My Writing Inspiration
An interesting question “where do you get your inspiration from?” It provokes two emotions both in equal measure. I love it because it makes me reflect on how I came up with each idea, and I hate it because it makes me question, sometimes doubt things. The worst thing that could happen to a writer is running out of inspiration, and each time I finish a book I think, “I’m never going to have such a good idea again”. So it’s a very worrying question!
Rejection’s inspiration came from seeing something on the news about a guy who had committed a mass shooting. The guy was Martin Bryant and he was responsible for Australia’s first mass shooting at Port Arthur in 1996. Australia had never had a mass shooting before, so it made me ask the question ‘what set of circumstances could be so bad that a person had no choice but to murder innocent people?’ – and that was the beginning of the idea. I used this Aussie experience, coupled it with an all too familiar issue in the USA and brought it to a small country town in northern New South Wales, Australia. You won’t pick the ending!
Shattered was completely different. To start with it wasn’t going to be a mystery, because at the time I came up with the idea I had no idea how successful Rejection was going to be. Shattered was going to be a story about a group of people who through a common connection devise a cruel and painful plan to torture this person who had done them all so wrong. The concept came from two separate incidents. A conversation with a Mafia boss in his nightclub (I used to manage the building in which the nightclub ran) and an adaptation of Murder on the Orient Express. I took a basic idea, expanded it dramatically, and made a story from it. In the end, Shattered retained some of those elements although very loosely. The Mafia boss, unlike my victim in Shattered, is still living today in my home town.

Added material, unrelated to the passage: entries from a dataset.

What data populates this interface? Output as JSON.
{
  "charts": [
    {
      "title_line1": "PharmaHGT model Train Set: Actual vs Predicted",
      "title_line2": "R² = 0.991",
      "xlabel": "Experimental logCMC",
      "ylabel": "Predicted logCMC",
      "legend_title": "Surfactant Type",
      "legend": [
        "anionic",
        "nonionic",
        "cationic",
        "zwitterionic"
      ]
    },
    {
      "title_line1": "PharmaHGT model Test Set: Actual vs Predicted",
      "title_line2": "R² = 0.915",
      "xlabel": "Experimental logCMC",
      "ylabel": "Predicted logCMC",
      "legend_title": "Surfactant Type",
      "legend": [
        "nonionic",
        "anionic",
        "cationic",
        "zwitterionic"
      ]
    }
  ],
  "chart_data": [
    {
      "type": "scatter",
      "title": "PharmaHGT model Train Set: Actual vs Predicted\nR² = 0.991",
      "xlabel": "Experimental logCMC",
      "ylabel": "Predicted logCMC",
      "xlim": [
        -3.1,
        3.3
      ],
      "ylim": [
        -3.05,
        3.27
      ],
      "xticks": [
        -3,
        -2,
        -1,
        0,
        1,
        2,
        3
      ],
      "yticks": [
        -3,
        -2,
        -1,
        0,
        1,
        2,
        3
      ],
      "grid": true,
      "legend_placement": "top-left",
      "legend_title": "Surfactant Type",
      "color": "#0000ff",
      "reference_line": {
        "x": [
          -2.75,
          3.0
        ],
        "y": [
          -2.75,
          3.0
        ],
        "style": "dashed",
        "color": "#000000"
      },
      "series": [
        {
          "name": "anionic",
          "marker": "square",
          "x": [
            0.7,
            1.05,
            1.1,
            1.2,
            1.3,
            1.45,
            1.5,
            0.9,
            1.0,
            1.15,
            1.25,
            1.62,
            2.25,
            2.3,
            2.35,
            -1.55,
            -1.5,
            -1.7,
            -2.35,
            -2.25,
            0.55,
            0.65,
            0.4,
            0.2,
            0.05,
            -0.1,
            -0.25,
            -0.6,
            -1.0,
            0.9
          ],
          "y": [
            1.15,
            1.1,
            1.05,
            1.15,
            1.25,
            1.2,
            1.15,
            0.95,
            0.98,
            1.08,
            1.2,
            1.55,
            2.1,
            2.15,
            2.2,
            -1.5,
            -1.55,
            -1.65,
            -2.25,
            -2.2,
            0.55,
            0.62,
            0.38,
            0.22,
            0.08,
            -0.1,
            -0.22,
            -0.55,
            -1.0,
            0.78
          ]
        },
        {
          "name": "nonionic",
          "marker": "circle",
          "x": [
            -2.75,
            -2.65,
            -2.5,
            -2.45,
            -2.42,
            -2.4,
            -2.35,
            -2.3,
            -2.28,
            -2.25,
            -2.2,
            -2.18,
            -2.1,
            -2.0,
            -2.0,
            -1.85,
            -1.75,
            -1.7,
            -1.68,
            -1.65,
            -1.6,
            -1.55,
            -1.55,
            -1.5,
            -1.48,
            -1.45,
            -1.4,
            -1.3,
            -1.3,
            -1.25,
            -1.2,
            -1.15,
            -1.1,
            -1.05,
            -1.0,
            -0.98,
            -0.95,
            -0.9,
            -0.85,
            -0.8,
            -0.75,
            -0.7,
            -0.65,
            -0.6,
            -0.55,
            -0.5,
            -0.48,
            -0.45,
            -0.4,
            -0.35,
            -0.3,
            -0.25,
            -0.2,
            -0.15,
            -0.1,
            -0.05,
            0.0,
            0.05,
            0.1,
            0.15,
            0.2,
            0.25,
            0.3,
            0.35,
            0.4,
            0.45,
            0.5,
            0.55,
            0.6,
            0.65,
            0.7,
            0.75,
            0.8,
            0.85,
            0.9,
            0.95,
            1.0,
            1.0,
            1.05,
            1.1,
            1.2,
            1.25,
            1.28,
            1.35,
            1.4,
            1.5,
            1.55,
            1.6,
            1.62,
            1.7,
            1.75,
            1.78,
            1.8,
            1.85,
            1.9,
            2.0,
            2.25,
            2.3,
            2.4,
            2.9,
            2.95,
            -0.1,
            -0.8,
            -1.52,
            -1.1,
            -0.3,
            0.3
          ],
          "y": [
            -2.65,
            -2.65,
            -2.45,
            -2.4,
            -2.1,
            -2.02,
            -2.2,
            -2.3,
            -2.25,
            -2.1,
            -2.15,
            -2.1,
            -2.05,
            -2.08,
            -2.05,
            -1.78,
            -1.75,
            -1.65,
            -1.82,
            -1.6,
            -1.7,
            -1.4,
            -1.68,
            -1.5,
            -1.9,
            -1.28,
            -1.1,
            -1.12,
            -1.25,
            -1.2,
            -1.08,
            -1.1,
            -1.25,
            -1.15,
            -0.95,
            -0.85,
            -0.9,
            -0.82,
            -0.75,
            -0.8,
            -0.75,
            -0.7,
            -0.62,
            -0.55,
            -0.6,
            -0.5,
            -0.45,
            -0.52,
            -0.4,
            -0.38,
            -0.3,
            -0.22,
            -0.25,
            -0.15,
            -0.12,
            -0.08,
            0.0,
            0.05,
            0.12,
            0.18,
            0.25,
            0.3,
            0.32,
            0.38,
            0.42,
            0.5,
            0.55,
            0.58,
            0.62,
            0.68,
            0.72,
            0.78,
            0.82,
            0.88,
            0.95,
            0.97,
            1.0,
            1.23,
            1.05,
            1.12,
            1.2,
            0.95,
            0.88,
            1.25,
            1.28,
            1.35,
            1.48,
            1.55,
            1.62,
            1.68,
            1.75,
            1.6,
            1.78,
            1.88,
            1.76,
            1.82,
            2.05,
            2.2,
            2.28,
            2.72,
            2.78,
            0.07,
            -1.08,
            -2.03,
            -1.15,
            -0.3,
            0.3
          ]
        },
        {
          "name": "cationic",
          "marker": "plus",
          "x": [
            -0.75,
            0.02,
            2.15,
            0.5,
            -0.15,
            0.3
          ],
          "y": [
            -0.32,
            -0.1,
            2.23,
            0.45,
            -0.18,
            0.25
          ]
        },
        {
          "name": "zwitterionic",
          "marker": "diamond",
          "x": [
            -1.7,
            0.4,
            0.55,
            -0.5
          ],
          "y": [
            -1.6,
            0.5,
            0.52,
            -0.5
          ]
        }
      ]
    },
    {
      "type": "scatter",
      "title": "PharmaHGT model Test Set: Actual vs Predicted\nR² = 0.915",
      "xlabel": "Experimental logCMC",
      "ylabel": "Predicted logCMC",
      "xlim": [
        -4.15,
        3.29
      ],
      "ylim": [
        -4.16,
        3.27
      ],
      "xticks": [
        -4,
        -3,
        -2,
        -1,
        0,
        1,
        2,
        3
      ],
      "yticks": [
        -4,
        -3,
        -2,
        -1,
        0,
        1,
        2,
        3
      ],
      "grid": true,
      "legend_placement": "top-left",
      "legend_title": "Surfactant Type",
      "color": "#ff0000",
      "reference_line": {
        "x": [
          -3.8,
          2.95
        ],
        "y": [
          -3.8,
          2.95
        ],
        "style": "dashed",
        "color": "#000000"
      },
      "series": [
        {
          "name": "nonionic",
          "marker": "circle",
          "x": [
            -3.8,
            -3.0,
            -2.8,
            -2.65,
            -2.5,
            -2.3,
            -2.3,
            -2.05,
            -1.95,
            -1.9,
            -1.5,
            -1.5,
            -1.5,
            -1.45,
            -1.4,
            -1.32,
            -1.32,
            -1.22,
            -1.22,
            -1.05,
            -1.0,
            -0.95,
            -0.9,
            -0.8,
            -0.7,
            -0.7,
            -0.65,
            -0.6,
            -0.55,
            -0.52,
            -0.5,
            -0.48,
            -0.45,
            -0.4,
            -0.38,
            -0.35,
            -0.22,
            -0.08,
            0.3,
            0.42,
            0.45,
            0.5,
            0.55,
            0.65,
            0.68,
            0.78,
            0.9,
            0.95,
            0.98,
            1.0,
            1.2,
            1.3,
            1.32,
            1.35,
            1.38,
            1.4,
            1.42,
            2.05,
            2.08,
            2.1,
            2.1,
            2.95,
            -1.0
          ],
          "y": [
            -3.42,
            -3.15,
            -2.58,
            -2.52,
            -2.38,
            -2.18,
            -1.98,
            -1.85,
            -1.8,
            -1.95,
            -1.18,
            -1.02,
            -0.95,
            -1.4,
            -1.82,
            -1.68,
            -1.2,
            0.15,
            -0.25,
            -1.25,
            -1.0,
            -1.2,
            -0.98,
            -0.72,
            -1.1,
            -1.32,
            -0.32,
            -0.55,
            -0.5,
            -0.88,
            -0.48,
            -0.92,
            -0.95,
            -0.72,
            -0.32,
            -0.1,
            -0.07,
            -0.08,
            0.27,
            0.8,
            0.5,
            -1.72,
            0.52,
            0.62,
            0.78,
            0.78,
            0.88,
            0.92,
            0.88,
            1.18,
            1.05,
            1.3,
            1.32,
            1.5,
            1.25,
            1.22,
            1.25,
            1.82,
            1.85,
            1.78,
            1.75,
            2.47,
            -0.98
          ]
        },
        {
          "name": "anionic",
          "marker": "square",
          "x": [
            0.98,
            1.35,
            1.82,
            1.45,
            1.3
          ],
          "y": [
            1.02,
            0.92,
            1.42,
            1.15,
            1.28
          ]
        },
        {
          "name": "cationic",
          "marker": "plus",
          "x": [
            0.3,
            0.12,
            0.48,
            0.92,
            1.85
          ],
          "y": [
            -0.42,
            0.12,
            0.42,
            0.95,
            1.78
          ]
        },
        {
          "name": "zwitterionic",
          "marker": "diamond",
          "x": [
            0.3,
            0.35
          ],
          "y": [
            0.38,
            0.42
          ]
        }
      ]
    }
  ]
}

Ultimately, the ideas for my books come from people – seeing how they treat each other and behave towards each other. I like to take the smallest flaw in that behaviour and magnify it a thousand times until it becomes dangerous.
One idea running through The Secret of Barnesdale Manor is loneliness. As an only child, I’ve always been a bit of a loner. I enjoy the company of others but I can easy enjoy my own company. Charles Abernathy, a rich land baron outside Bangalow, NSW was a loner. He wanted people in his world but he could easily do without them at the same time. I’ve felt a bit the same way ( but I’m not a wealthy land baron). It’s this loneliness that I wanted to exploit in The Secret of Barnesdale Manor. And so loneliness became a significant part of the theme.
People often tell me that they have a great idea for a story, but in reality their ideas rarely work for me. Generally something bad has happened to somebody they know – even occasionally to the person telling me the story. But horrific as it might seem to be the victim of this story idea, unless I can actually feel the crime myself, I can’t mould it into a crime fiction book. I need to understand both the perpetrator and the victim and what makes them tick.
When I was writing Murder on the Beach, I was intrigued by the idea of somebody who was so self-sure about themselves could at the same time be so vulnerable to the outside world that they didn’t pick up on their own short comings. I wanted to see how one error of judgement, and the lies that then became essential in order to sustain that mistake, could escalate into a truly terrible and deadly scenario. That one thought led to another. Once I had an idea of the consequences of this lie, I then had to intertwine all my characters and my imagination started to fly. It was kind of easy – I have observed my characters for years. I enjoyed writing this – some people call it therapy.
Breaking Point was born out of thoughts about an irritating neighbour. But while my early books were short novellas, I wanted to delve a bit more into the lives of the characters exposing them more to my readers. My 5 star reviews are proof I’ve hit the spot.
That’s how my inspiration comes. By reading about or witnessing behaviour that can be exaggerated until it becomes murderous and by letting my mind go wild. As long as people continue to be unique, interesting, and with a mix of good and not-so-good traits, I don’t believe I will ever run out of ideas. Inspiration is all around me.